How has the opioid crisis affected you?

I guess this comment could be a trigger to some people, as it discusses finding someone dead after they have overdosed, so this is just a warning.

When I saw this question, my heart kind of sank. The opioid crisis destroyed my life. My whole life my dad was addicted to prescription painkillers. He had a fused spine, and just awful back problems. I don’t know why he loved the pills so much, I really don’t. After giving him many chances, ultimatums, trying to get the family involved, my mom left my dad when I was in 2nd grade because he wouldn’t get help. That’s the problem: you can’t make addicts realize they have a problem. They have to realize it themselves. My dad and I obviously maintained a relationship, but he could barely keep a job. He was mentally unstable sometimes because of the pills, lashing out at me, and falling asleep at the wheel. Those days I wished I just didn’t have a dad at all. He would scream at me and make me feel like nothing, and he was extremely impatient. Then, there were days when he was the nicest person in the world and my best friend. My family always kept his problems from me. I knew he was addicted, but at the same time I didn’t. As a young girl, I didn’t want to believe that my daddy (my superhero, someone who is supposed to be a strong person), was addicted to opioids. Even after coming home from school to find him trapped in our bathroom after collapsing on the floor, I didn’t want to believe it. I don’t know who was prescribing him these medications: Oxycodone and the Fetanyl patch, to be exact. They were taken at the same time. How this was allowed? I’m not sure. He would even go to the hospital because of how much “pain” he was in to get short-term access to painkillers.

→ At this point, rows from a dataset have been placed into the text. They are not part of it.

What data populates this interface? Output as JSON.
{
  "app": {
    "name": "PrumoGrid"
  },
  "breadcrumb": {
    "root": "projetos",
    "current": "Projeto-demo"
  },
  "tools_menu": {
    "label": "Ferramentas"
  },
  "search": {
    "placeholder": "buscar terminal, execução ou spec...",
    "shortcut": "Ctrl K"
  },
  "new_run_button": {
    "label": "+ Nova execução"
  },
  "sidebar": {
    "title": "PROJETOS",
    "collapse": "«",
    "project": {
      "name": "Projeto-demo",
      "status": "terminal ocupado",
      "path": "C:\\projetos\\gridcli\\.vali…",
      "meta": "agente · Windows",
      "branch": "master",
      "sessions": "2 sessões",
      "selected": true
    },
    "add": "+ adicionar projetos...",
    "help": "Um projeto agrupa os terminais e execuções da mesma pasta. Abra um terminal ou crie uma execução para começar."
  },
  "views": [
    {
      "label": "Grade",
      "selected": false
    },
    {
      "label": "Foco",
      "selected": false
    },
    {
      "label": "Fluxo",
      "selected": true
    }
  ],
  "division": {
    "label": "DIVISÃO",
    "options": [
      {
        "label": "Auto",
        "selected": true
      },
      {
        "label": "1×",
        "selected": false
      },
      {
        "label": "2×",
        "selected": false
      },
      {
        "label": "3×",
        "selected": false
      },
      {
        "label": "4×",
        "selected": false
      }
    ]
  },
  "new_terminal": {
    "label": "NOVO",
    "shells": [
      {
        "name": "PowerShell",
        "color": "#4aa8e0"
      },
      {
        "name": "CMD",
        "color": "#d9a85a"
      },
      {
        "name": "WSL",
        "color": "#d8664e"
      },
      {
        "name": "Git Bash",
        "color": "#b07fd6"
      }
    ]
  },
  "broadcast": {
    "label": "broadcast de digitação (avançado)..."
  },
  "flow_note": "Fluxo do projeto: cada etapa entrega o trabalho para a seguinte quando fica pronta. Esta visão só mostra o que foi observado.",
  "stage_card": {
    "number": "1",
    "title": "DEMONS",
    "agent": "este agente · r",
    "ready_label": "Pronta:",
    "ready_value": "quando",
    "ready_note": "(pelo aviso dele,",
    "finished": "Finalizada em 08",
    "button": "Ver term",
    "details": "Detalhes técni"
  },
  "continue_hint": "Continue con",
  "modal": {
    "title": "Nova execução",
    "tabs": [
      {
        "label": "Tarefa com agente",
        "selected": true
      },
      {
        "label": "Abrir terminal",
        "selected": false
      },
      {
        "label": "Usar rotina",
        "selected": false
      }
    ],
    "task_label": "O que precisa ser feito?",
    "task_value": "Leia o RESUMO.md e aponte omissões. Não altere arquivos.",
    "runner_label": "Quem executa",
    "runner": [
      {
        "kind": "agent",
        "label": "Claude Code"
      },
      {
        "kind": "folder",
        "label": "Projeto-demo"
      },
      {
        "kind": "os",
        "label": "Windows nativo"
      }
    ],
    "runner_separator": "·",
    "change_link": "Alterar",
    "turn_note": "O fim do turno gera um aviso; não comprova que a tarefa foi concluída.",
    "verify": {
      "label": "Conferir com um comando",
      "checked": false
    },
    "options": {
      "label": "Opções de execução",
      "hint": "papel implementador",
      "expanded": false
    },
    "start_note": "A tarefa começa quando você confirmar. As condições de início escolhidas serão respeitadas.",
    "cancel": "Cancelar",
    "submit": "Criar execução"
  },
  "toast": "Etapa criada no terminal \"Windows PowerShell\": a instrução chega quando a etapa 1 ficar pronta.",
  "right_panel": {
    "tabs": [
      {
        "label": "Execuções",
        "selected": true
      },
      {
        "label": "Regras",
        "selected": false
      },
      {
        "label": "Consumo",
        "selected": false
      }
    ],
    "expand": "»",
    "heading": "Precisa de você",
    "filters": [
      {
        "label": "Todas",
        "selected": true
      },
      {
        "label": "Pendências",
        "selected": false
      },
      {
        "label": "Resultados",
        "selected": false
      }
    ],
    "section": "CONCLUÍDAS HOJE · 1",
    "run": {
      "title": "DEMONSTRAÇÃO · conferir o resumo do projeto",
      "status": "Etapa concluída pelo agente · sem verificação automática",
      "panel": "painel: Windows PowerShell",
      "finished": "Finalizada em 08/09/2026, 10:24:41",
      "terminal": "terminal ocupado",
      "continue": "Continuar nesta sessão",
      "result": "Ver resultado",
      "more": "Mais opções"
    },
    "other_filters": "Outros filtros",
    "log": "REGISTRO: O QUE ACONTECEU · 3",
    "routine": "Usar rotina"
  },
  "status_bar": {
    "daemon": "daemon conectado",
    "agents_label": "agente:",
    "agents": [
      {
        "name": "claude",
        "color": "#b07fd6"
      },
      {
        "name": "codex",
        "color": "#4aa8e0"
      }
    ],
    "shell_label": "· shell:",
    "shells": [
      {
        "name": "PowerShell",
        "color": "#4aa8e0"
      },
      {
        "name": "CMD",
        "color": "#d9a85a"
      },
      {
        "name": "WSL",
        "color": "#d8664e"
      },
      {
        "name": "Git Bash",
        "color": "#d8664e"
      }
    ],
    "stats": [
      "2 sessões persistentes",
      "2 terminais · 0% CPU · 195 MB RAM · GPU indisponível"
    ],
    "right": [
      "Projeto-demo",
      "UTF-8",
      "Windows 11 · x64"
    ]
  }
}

On December 31, 2015, I found my dad dead from accidentally overdosing. It was the worst day of my life. I was only 18, and my grandfather (dad’s dad) had passed away 9 days prior. I hadn’t heard from my dad and he wasn’t picking up his phone (which was normal sometimes for 1 or 2 days at a time) but on the 2nd day I decided to go check on him to see if he was okay. He had just lost his dad and it was a shitty time of year to lose someone (Christmas, both of their birthdays are in December). It really sucked. As I opened the door to his apartment, I saw him sitting on the couch, looking like he fell asleep while sitting. He did that frequently. I wasn’t surprised that the door opening didn’t wake him up, as he was a pretty heavy sleeper (probably due to the painkillers). I said, “Dad? Are you awake?” And he didn’t respond. I closed the front door and felt a sinking feeling in my stomach—I thought he looked kind of pale. I yelled louder this time, “DAD? DAD?” And ran over to him. He wasn’t waking up, and my heart was pounding. Tears were coming out of my eyes and tunnel vision started to kick in. I touched his neck to check his pulse, and it was cold. I didn’t feel any pulse. I tried to move his arm to wake him up but it just flopped back down onto the couch. All I remember was screaming so loud and crying. I was so scared, and all alone. I ran to the phone and dialed 911, and the words, “Please help me, I think my dad is dead.” Came out of my mouth and it all really hit me. The paramedics came, had to treat me for shock, and my mom and best friend came as fast as they could and sat with me on the ambulance, as I had to be hooked up to an oxygen machine.

This night repeats over and over in my head. I think the worst part was wondering what to do after I called 911. Do I stay in the apartment with my dad—who is dead? Or do I wait outside? I was so scared and alone. To this day, I know that I have a lot of survivor’s guilt. I’m in therapy for the guilt and grief, as well as OCD. I always tell myself that I could have done something more, pushed him to get treatment more, or what if I could have checked on him a day earlier? It hurts to think that way. My dad had a lot of potential. He was a retired police officer, and was looking to go finish his masters degree before he passed away. Almost 2 years later, I am growing more than I ever have, and I know my dad is so proud of me. I’m convinced he led me to meet my boyfriend in June of 2016, as my boyfriend lost his father to an opioid overdose, and neither of us knew we had that connection before we met. I’ve started to let a lot of my guilt go, and realized that I could have tried so hard to get him to go to treatment, and my dad wouldn’t have listened to me. You could have told him he was an addict, and he would absolutely deny it. My family and I tried many times to help him get to a treatment center, but he just wouldn’t do it. The addict themselves needs to realize the severity of their problem in order to decide to get treatment. They have to be able to look themselves in the mirror and say, “I am an addict, but I am more than my addiction and I will get better.” I miss my dad more and more every day, and I’m sad that he won’t see me graduate college, walk me down the aisle, or be there when my first child is born. I know he’s in a “better place” but if he were in a better place, he’d be here with me. I miss him so fucking much.

I made a promise to myself that I would always advocate for the sufferers of opioid addictions. This is a monstrosity of an issue that our country has, and I hope to God it stops soon.

To all of those who are affected by this crisis, I am praying for you, sending love your way, and applauding you for your strength.